My students listening to one of their mates' lessons
I've been working on Jane Austen's novels with my students these days and you can only imagine what bliss that can be for me. Northanger Abbey, Pride and Prejudice and Persuasion are the novels we've been reading extracts from and working on. Now in one of the two class groups, they are going to read Emma - the whole novel - with their Italian teacher and, of course, we will discuss it in English together in my lessons after they finish. (You can find some of the materials and videos we used at my other blog LEARN ON LINE:1. My Students give their lessons: Persuasion by Jane Austen, 2. Pride and Prejudice Part I 3. Pride and Prejudice Part II 4. Born to Be a Heroine: Watching Jane Austen's Northanger Abbey ) We discussed several issues like marriage, propriety and decorum, money and power, education of men and women in the Regency but we also learnt something about irony and characterization in fiction. This is what I wanted to share here tonight, something about characterization: flat characters and round characters. The difference was stated by the novelist E. M. Forster (I love all his novels!) in his work Aspects of the Novel (1927)
Flat Characters
Flat characters, which can also be called "types" or " caricatures", are built around a single psychological trait or quality.
They are easy to recognize and do not develop throughout the story, even if they experience different relationships and situations. However, this does not mean they are always artistically inferior to round characters. As a matter of fact, the author can use them to create a particular atmosphere inside a complex narrative frame. Flat characters can be easily presented in a few sentences as in the case of Mrs Bennet in Pride and Prejudice:
She was a woman of mean understanding, little information, and uncertain temper. When she was discontented she fancied herself nervous. The business of her life was to get her daughters married; its solace was visiting and news.
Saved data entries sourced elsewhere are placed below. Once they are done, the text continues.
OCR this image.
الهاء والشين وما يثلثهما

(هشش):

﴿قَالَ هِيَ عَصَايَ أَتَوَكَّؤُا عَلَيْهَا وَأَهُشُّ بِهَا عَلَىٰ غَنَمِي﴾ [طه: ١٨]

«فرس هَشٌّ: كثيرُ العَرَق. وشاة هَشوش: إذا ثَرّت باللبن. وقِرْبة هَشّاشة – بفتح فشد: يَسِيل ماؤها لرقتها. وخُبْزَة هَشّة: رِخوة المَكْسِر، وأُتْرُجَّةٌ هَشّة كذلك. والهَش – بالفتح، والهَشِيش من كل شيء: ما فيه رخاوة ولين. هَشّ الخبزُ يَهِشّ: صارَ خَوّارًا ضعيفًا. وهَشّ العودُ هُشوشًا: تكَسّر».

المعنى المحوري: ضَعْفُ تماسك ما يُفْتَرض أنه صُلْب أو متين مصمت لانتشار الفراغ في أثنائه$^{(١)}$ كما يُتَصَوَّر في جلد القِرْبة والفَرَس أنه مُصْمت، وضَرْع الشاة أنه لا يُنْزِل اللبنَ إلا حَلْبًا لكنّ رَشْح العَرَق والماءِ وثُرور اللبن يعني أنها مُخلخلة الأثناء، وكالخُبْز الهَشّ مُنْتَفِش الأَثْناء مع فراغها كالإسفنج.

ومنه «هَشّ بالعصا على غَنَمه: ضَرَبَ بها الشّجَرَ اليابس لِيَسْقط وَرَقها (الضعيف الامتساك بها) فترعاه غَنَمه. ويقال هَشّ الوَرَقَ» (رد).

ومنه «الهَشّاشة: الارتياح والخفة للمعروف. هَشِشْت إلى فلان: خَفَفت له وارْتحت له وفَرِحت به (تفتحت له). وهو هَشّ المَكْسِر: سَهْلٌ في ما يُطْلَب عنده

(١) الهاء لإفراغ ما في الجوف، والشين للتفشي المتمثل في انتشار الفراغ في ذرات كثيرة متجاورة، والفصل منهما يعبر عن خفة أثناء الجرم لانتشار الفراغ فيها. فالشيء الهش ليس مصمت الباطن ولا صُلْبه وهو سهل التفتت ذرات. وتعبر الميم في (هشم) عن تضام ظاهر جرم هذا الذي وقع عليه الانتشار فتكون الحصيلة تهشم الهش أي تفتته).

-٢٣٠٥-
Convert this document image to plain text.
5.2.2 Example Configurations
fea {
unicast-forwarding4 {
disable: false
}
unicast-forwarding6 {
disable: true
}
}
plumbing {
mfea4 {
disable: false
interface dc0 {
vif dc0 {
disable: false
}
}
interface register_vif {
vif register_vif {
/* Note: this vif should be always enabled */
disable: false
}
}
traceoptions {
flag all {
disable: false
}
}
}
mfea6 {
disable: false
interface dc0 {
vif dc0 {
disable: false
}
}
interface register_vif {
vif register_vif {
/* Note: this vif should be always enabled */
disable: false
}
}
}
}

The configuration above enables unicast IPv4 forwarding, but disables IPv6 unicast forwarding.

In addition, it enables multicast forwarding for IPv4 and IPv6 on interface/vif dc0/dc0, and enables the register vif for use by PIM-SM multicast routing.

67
There is Mrs Bennet. Whatever she does and wherever she goes, she remains the same. Flat characters are best when they are comic. Just think of Miss Bates, Mr Woodhouse or Mr Collins. They may become boring when they perform tragically.
Round Characters
Round characters are more complex and have more than one facet, like human beings:
- they pass through the crucial events of the story and are remembered by the reader in connection with those scenes
- their personality is modified by experience, they are likely to influence the development of the story, and are fit to surprise the reader in a convincing way
- they bring the variety of real life within the pages of a book, performing both comic and tragic roles
An effective example of round character is provided by the figure of Elizabeth in Pride and Prejudice . When in chapter XXXVI she realises she has been prejudiced and partial towards Mr Darcy, she says:
"Till this moment, I never knew myself"
Lizzy is not the same girl the reader met in the first chapters of the novel, she's a new woman, whose choices and behaviours have affected the lives of the people around her, a heroine who has evolved and become aware of her real feeling.
(Notes from M. Spiazzi - M. Tavella, Only Connect ... New Directions, vol.2, Ed. Zanichelli, 2009) Who are your favorite flat or round characters in Jane Austen's world?